The industry’s appetite for leases in the refuge is highly uncertain, despite its potential. The intense politics and controversy connected with any effort to drill and develop discoveries could dampen bidding, and low oil prices have cut into the cash available to companies for bids.
The area is also remote and discoveries will have to be large to justify the costs of development. There’s not a ot of information available to companies on which to base their bids. There is no seismic, or geophysical, data in the region other than from an industry “group shoot,” in the 1980s, where data was shared among companies sponsoring the work.
The work was done using older seismic technology. A proposal has been made for a new seismic program using modern technology made by SA Exploration, an Alaska-based geophysical company, but it has not yet been approved by BLM. There is not enough time for it to be done for a lease sale in January.

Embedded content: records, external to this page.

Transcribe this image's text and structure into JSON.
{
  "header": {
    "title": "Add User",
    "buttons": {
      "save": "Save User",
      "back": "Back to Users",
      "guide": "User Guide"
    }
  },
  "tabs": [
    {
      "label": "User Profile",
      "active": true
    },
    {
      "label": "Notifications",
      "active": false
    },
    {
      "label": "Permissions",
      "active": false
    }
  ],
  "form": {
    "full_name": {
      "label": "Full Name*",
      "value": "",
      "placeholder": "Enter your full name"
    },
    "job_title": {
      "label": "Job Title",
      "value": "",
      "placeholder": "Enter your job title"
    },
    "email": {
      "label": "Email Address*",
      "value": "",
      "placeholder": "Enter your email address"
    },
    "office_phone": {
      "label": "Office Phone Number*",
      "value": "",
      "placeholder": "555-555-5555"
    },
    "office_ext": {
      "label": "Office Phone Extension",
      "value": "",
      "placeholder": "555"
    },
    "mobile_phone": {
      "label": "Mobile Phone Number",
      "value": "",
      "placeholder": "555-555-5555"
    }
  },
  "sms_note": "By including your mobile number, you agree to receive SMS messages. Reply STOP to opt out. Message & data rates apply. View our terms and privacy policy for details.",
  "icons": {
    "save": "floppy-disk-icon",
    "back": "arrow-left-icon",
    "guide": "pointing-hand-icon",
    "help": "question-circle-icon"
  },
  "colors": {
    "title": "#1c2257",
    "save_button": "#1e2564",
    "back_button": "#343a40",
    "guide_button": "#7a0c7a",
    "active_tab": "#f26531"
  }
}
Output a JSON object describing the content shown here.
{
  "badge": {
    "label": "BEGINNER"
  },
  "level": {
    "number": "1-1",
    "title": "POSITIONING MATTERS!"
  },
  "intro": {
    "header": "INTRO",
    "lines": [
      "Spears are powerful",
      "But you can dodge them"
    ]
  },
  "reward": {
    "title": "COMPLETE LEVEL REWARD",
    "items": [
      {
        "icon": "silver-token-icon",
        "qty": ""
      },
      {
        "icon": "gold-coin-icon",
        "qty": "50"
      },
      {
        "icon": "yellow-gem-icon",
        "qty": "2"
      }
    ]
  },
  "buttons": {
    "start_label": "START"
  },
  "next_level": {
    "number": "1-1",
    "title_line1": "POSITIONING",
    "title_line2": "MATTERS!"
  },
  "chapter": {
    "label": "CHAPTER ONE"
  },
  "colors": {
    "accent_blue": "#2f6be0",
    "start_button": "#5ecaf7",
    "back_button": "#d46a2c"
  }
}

One exploration well has been drilled. Chevron Corp. and BP hold information on the only test well in the refuge, the KIC No. 1 well drilled in the early 1980s within a 91,000-acres private inholding in the northern part of the coastal plain.
BP’s ownership of the well data is now owned by HIlcorp Energy, a major independent company that purchased BP’s Alaska upstream assets earlier this year.
Meanwhile, major conservation groups have already filed lawsuits over the adequacy of BLM’s Environmental Impact Statement for ANWR leasing and are likely to seek a court injunction if BLM proceeds with the sale.
However, if the sale is held before Trump leaves office companies bidding for tracts could establish property rights that could be a complication for the incoming Biden administration. The new administration could make it difficult for companies to secure permits to develop any discoveries made, however.